Global Africa Business Club is a private network club made up of 1% crowd who trade in-country, regionally and overseas. Our philosophy is embedded in the pan-African globalisation. At the heart of pan-Africanism is strengthening the bonds between all people of African descendent. In Southern Africa we call this “Ubuntu.” Globalisation is an process of integration between people, companies and government worldwide. By combining both the process and ideology GABC seeks to strengthen all African people, all African governments and all African businesses through a process of commercial integration that transcends all regional and international borders through collaborative efforts with key stakeholders entrusted to the development of realizing Africa’s potential. GABC has identified three strategic focus areas that are our channels of this initiative:
- Women Affairs
- Global Youth Development
- Charitable Giving: Orphans and Vulnerable Children
On the 27thSeptember GABC launched in South Africa its Head Quarters after operating in the UK for 14 years representing African Diasporas living in the UK. I accepted the invitation to represent the organization as the Director of Women Affairs. I gave a 10-minute introductory about Women Affairs and quoted the following:
“…to be truly empowered, women must develop their power base, advocate for reform, and exert their own leadership to change their operating environment politically, culturally, and economically.” – The Centre for International Private Enterprise (CIPE).

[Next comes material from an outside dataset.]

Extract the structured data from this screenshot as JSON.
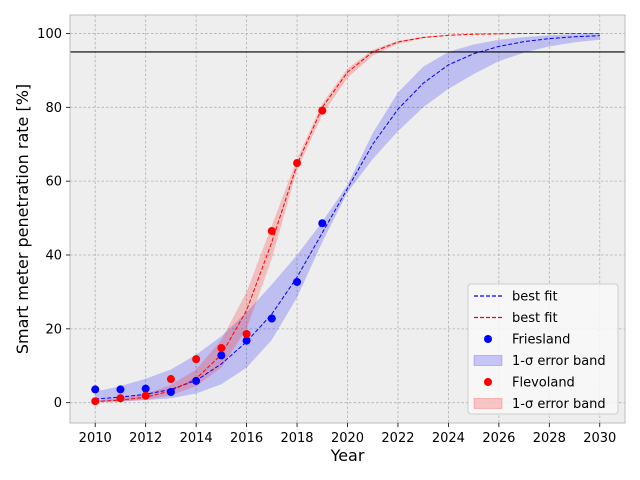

Note that empowerment is gender neutral. That means, building (1) a power base, (2) advocating for reform, and (3) using one platform of leadership to change operating environments in political; cultural and economic systems is in essence the empowerment personified and manifested in both genders: men & women.
We all know the role of women in an inclusive system. We have seen the stats and many evidence-based reports that speak of how Women continue to remain an untapped resource needed to strengthen governance and economic prosperity, despite the needle moving positively towards more woman who can hold office and run multi-dollar billion enterprises. What is the problem? The problems often are institutional legacies inherit in political and cultural systems. Women across the sub-Sahara continue to face formal legal barriers related to ownership of property, registration of businesses and access to commercial loans. This has implications on their ability to participate in both a market and non-market economy. As a response to this crisis GABC serves to be a voice of African business community bring together business from all backgrounds, including women in business, women in corporates, women in government and facilitate private sector participation in transparent policy debate advocating for reform to create a more inclusive economy. What is unique about GABC is that unlike other organizations that are male-dominated and often under represent the importance of advocating policy solutions to promote women in the economy, GABC supports private sector organizations that better represent the needs of women in business in the policy-making process and become advocates of reform.
On the 20thNovember 2018, GABC will be hosting a roundtable discussion to help private sector organizations in countries such as Nigeria, South Africa, Tanzania and Kenya focus more strategically on recruiting and representing female members, both through internal reforms and engagement with decision-makers and other stakeholders. Combining the historical expertise of GABC engagement with business leaders and regional representatives of policy makers, this roundtable is aiming to help build the capacity of regional business associations to better engage women in policymaking process and promote inclusive growth. Building political systems that deliver is at the core of strengthening political reforms on the continent and around the world, creating sustainable development. By supporting enterprises, private sector and associations to be more inclusive of women and address the political and economic aspirations of women, GABC is strengthening socio-economic systems and assist women and the families they support become advocates of reform in their communities.